Overall, I think both methods are useful depending on the situation. In the MLB scouting example, judgmental forecasting is valuable because scouts can evaluate things that statistics cannot fully measure, such as work ethic, leadership, and long-term potential. However, it can also be influenced by personal biases and subjective opinions. The time series regression model provides a more objective approach because it relies on data. In my model, temperature and trend were significant predictors of electricity demand, but the low R² value showed that much of the variation was still unexplained. This suggests that additional variables may be needed to improve the model. Personally, I think the best approach is combining both methods, using data to support decisions while also considering expert knowledge and context.

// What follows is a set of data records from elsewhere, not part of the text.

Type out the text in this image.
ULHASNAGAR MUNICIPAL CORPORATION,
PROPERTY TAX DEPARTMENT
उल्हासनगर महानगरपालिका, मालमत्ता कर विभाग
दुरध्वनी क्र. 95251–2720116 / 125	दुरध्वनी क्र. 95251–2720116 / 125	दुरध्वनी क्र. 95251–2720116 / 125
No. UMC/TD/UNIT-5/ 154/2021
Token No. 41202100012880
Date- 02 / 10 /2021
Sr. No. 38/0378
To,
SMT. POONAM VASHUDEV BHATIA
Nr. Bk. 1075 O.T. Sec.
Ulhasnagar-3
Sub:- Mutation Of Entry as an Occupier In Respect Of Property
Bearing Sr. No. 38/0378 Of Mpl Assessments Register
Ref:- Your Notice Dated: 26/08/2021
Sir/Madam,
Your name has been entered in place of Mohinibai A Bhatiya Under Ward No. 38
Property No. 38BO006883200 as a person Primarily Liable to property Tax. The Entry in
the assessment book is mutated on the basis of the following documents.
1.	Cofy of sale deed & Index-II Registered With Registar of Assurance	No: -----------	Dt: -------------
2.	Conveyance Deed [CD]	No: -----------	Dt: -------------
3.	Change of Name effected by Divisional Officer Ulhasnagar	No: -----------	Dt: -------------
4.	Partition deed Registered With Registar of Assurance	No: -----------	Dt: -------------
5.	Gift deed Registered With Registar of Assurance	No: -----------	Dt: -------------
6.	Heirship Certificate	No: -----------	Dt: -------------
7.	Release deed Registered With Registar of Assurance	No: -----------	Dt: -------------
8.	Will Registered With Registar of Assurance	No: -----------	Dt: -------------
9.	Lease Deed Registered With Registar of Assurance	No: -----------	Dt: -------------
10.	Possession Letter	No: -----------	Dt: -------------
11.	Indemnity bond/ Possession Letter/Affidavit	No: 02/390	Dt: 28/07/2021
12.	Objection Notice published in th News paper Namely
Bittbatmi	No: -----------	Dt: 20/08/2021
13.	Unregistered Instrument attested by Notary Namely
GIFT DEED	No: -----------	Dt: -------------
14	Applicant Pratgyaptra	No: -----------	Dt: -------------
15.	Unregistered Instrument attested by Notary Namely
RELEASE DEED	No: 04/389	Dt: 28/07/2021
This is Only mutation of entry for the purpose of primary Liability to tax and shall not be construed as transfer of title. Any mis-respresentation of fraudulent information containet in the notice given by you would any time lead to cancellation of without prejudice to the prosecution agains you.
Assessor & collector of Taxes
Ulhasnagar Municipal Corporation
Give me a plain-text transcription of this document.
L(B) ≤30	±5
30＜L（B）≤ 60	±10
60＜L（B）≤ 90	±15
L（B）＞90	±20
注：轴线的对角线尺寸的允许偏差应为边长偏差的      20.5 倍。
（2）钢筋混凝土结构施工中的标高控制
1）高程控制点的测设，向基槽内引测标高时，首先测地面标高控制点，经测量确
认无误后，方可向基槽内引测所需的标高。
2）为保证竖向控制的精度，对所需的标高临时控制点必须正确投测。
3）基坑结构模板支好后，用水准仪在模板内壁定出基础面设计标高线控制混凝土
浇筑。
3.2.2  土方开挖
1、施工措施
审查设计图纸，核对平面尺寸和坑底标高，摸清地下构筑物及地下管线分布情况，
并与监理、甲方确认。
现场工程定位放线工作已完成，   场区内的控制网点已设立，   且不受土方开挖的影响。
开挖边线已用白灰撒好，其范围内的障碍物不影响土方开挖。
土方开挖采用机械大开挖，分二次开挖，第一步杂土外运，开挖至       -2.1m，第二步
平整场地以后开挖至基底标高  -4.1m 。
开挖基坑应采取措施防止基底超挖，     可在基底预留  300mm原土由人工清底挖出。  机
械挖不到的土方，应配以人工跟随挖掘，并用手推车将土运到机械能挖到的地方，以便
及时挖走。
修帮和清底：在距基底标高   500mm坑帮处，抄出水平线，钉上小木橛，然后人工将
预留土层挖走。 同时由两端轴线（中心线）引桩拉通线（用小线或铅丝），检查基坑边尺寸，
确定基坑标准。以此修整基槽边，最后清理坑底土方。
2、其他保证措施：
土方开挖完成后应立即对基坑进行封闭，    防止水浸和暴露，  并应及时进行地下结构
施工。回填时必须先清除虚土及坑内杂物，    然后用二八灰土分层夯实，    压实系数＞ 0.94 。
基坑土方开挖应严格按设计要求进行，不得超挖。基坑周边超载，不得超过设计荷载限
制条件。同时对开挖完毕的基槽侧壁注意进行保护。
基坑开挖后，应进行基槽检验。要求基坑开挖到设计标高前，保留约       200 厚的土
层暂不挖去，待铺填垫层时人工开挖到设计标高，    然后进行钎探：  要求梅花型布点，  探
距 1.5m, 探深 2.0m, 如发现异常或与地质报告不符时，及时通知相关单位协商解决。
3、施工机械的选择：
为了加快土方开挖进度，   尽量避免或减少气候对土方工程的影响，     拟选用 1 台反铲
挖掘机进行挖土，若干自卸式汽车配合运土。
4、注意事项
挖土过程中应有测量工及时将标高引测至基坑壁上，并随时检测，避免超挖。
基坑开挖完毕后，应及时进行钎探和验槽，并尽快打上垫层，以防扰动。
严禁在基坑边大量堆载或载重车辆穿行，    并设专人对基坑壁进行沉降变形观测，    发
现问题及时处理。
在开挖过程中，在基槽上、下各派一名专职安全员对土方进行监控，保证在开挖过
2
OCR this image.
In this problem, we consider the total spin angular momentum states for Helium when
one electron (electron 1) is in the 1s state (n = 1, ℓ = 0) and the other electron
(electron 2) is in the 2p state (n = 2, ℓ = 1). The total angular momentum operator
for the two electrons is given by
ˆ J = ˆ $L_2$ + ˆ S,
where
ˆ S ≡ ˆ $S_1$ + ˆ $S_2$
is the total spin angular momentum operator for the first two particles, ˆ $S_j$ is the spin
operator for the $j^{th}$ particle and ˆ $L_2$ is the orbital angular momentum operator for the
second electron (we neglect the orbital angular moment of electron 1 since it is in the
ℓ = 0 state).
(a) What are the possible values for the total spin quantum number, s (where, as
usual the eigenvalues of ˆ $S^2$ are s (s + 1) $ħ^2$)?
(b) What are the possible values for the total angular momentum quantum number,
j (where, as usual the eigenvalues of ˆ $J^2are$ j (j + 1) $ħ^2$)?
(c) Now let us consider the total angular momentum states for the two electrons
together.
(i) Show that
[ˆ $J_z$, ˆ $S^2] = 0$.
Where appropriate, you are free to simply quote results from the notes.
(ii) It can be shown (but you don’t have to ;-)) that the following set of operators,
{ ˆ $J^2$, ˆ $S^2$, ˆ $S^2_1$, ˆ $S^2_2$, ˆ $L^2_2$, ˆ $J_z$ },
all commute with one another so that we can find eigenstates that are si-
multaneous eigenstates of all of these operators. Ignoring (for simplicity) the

I would lean more toward judgmental forecasting because the time series regression model produced a relatively low R squared value of 0.075, meaning it only explained about 7.5% of the variation in electricity demand. While the model identified some relationships, much of the variation remained unexplained. I would combine both approaches by using the statistical model as a starting point and then applying expert judgment to account for factors that may not be captured in the data. This would allow me to take advantage of both quantitative analysis and real-world context.